Eric Fauteux, 46
Contract officer at Defense Construction Canada
All-stock portfolio consisting of short-term investments intended to be held under six months and long-term investments such as Canadian Satellite Radio Holdings Inc., Mitel Networks Corp., Alico Inc., Axia NetMedia Corp. and Student Transportation Inc.
When he began investing, Eric Fauteux followed his mom's advice and put his savings into guaranteed investment certificates. About 16 years ago, he switched to stocks. He has now developed his own six-step method for selecting stocks. He says his annual returns have been 24 per cent over the past two years.
How he invests
To find stocks to buy, Mr. Fauteux screens according the following criteria:
1. A positive earnings surprise of 15 per cent or more
2. A stock price close to a two- to five-year low
3. Moving average convergence divergence (MACD) indicator "going in a positive direction," meaning the stock price is gaining momentum as signalled by the short-term moving average trending above the long-term moving average
4. Progressively increasing earnings projections for upcoming years
5. Progressively increasing sales expectations for upcoming years
6. Buying by insiders on the open market within the past six months
Mr. Fauteux also takes note of any spikes in trading volumes that don't move the price much. "This means someone richer than me has spotted the company and is loading up on the stock."
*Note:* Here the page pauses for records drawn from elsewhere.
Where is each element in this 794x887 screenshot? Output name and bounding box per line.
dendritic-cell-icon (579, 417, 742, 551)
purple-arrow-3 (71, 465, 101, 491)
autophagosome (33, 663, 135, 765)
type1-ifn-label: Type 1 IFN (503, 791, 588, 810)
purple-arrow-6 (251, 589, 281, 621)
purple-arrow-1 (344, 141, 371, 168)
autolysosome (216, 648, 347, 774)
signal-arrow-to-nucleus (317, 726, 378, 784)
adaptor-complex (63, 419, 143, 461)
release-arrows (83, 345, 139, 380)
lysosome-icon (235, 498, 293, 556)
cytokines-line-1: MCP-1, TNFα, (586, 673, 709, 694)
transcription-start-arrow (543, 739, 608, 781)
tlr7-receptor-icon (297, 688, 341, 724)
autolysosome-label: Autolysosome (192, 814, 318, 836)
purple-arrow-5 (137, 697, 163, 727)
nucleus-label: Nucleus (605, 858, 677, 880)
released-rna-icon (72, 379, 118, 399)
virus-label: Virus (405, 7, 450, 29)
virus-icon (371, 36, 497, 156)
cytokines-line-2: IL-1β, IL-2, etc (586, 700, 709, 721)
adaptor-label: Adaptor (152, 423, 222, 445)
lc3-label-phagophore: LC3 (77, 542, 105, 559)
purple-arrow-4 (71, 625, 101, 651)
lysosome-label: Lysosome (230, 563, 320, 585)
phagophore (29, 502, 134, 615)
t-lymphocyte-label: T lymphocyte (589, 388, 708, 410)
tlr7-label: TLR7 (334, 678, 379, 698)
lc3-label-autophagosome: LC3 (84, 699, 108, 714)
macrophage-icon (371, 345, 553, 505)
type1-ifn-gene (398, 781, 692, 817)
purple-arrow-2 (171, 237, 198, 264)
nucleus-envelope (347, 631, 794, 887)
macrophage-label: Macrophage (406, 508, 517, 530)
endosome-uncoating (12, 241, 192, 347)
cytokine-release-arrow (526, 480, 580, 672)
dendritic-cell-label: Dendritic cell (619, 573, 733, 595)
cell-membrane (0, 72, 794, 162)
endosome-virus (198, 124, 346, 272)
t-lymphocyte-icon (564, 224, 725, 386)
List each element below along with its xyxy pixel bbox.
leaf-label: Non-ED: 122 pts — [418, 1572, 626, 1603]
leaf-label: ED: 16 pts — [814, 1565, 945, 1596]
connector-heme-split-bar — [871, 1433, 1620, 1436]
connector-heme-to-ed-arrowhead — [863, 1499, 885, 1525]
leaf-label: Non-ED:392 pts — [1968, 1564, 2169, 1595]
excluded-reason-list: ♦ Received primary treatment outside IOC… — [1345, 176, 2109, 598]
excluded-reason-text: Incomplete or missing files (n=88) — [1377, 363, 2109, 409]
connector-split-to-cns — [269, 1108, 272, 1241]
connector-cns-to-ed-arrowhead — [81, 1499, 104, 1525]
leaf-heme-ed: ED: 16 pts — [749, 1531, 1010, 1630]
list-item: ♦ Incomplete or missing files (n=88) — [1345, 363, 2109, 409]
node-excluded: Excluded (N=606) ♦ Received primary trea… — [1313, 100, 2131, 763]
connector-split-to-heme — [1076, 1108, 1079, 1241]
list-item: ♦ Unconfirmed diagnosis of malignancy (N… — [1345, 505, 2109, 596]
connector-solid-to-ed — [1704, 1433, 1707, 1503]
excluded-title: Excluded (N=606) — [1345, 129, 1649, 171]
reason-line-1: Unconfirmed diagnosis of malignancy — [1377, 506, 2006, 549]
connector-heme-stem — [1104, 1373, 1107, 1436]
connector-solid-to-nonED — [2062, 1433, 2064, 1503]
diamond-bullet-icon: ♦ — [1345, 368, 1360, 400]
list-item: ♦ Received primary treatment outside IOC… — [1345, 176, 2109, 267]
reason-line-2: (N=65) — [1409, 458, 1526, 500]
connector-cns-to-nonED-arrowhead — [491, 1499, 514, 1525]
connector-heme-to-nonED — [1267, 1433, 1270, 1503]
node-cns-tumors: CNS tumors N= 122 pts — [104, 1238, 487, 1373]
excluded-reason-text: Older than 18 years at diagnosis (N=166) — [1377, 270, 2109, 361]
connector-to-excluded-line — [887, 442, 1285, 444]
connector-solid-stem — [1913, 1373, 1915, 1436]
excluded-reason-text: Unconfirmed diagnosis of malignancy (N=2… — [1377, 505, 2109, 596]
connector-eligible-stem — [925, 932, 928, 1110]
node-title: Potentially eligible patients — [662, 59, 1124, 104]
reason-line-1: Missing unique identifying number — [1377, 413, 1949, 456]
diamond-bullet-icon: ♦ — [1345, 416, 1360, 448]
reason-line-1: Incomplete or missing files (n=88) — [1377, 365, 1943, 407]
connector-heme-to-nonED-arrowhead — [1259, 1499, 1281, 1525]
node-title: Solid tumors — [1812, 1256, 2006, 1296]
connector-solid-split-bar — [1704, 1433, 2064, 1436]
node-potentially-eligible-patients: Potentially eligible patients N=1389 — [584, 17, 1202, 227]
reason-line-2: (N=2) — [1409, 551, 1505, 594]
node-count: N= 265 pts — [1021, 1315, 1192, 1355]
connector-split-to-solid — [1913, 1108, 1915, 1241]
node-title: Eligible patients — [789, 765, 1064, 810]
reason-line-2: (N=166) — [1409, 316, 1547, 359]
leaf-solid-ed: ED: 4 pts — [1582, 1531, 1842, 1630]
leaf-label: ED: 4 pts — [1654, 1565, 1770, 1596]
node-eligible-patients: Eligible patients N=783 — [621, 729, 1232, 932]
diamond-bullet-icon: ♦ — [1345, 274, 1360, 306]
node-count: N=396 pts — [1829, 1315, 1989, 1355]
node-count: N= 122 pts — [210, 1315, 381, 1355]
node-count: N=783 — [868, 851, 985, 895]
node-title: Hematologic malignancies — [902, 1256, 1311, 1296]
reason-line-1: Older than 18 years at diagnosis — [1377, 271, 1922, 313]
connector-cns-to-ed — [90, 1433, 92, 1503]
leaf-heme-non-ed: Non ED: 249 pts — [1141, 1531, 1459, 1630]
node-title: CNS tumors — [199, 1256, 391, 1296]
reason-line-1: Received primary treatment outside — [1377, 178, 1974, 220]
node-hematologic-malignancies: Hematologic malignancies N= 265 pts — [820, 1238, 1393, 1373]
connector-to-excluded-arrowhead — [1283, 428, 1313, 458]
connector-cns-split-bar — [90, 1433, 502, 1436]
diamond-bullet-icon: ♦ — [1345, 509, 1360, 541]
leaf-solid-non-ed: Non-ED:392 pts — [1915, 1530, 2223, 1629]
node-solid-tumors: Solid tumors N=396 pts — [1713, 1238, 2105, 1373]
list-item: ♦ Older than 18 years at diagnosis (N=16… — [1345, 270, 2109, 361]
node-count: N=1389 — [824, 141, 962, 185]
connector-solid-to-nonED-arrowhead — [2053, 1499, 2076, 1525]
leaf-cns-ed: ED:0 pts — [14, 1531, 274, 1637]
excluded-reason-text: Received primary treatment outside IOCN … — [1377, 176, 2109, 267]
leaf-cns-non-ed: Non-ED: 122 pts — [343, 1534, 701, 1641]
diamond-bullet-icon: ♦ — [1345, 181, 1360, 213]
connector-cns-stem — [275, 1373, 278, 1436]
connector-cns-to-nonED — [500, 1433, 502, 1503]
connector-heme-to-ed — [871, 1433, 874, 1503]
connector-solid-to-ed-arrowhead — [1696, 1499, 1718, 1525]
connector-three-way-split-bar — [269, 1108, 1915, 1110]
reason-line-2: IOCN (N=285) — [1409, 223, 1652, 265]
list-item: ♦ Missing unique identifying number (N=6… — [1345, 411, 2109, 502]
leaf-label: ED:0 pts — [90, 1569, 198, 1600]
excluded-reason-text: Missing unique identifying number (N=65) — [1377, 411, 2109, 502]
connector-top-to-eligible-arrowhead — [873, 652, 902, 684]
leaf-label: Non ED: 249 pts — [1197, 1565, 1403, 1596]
Buying Jones Soda Co. stock at seasonal lows in the winter and selling at the summer highs for several years until 2002, doubling his money or better each time.
Buying medical-device company MedMira Inc. at $1 "when it commercialized its AIDS test around 2003." It now trades at less than 5 cents a share.
"Any small, yet unprofitable, company that has progressively increasing sales for 20 or more consecutive quarters is worth owning for several years. It will eventually produce positive earnings and, in due course, reward you nicely."